A man on death row appealed to the courts to change the way the state would execute him; the Supreme Court refused to hear his case.
In a decision rendered on Monday (May 24), the nation’s highest court declined to take up the case of Ernest Johnson, a Missouri man on death row, who is seeking to die by a firing squad after claiming dying by lethal injection could lead to an unnecessarily painful death for him because of a medical condition.

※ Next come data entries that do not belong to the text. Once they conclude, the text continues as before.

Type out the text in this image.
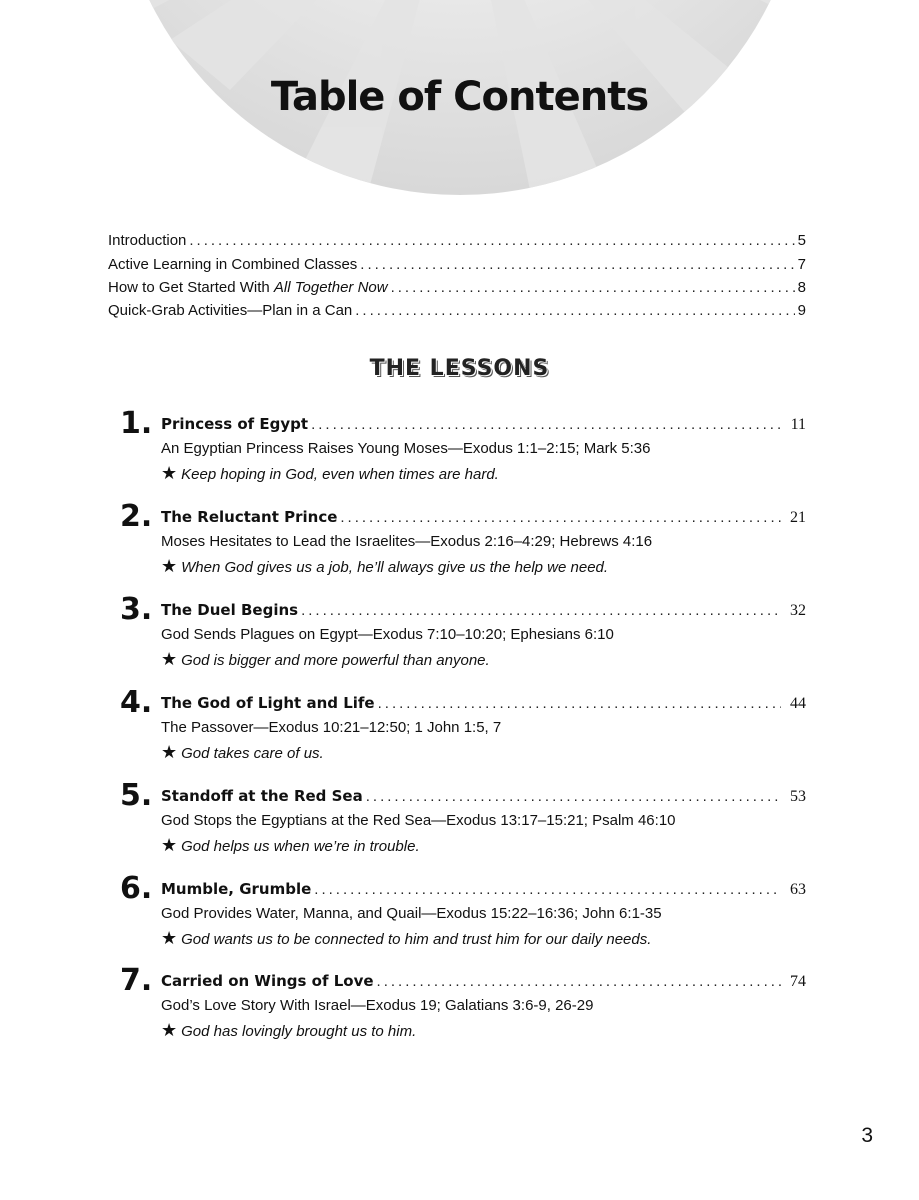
Table of Contents
Introduction .....	5
Active Learning in Combined Classes .....	7
How to Get Started With All Together Now .....	8
Quick-Grab Activities—Plan in a Can .....	9
THE LESSONS
1. Princess of Egypt .....	11
An Egyptian Princess Raises Young Moses—Exodus 1:1–2:15; Mark 5:36
★ Keep hoping in God, even when times are hard.
2. The Reluctant Prince .....	21
Moses Hesitates to Lead the Israelites—Exodus 2:16–4:29; Hebrews 4:16
★ When God gives us a job, he’ll always give us the help we need.
3. The Duel Begins .....	32
God Sends Plagues on Egypt—Exodus 7:10–10:20; Ephesians 6:10
★ God is bigger and more powerful than anyone.
4. The God of Light and Life .....	44
The Passover—Exodus 10:21–12:50; 1 John 1:5, 7
★ God takes care of us.
5. Standoff at the Red Sea .....	53
God Stops the Egyptians at the Red Sea—Exodus 13:17–15:21; Psalm 46:10
★ God helps us when we’re in trouble.
6. Mumble, Grumble .....	63
God Provides Water, Manna, and Quail—Exodus 15:22–16:36; John 6:1-35
★ God wants us to be connected to him and trust him for our daily needs.
7. Carried on Wings of Love .....	74
God’s Love Story With Israel—Exodus 19; Galatians 3:6-9, 26-29
★ God has lovingly brought us to him.
3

According to The Washington Post, the Court’s six conservative justices didn’t give an explanation for the decision not to take up Johnson’s case, but the decision drew backlash from the liberal justices.
“Missouri is now free to execute Johnson in a manner that, at this stage of the litigation, we must assume will be akin to torture given his unique medical condition,” Justice Sonia Sotomayor wrote in a dissent. Sotomayor pointed out the Court’s refusal to take up Johnson's case is going back on the words of Justice Brett Kavanaugh who wrote, "an inmate who contends that a particular method of execution is very likely to cause him severe pain should ordinarily be able to plead some alternative method of execution that would significantly reduce the risk of severe pain."
It takes four justices to take up a case on the Supreme Court.
Johnson was convicted of killing three people during a 1994 robbery and suffers from epilepsy from a brain tumor and subsequent surgeries to remove it. Johnson says that death by lethal injection from the drug pentobarbital would prompt seizures, and violate Constitutional prohibition of cruel and unusual punishment.
The state refused a proposal to execute Johnson by nitrogen gas, a decision which was upheld in lower courts. “In other words, he asks that the courts decide between an execution that is ‘cruel’ and one that is ‘unusual,’” Justice Stephen Breyer wrote.
Missouri hasn’t authorized the use of firing squads in executions and requested the Supreme Court shouldn’t hear Johnson’s case, accusing him of making an attempt to delay his execution.
Breyer also made note that firing squads have been used in a state execution only once since 1913, though South Carolina recently passed legislation to allow people to choose between firing squad and the electric chair if lethal injection drugs are unavailable.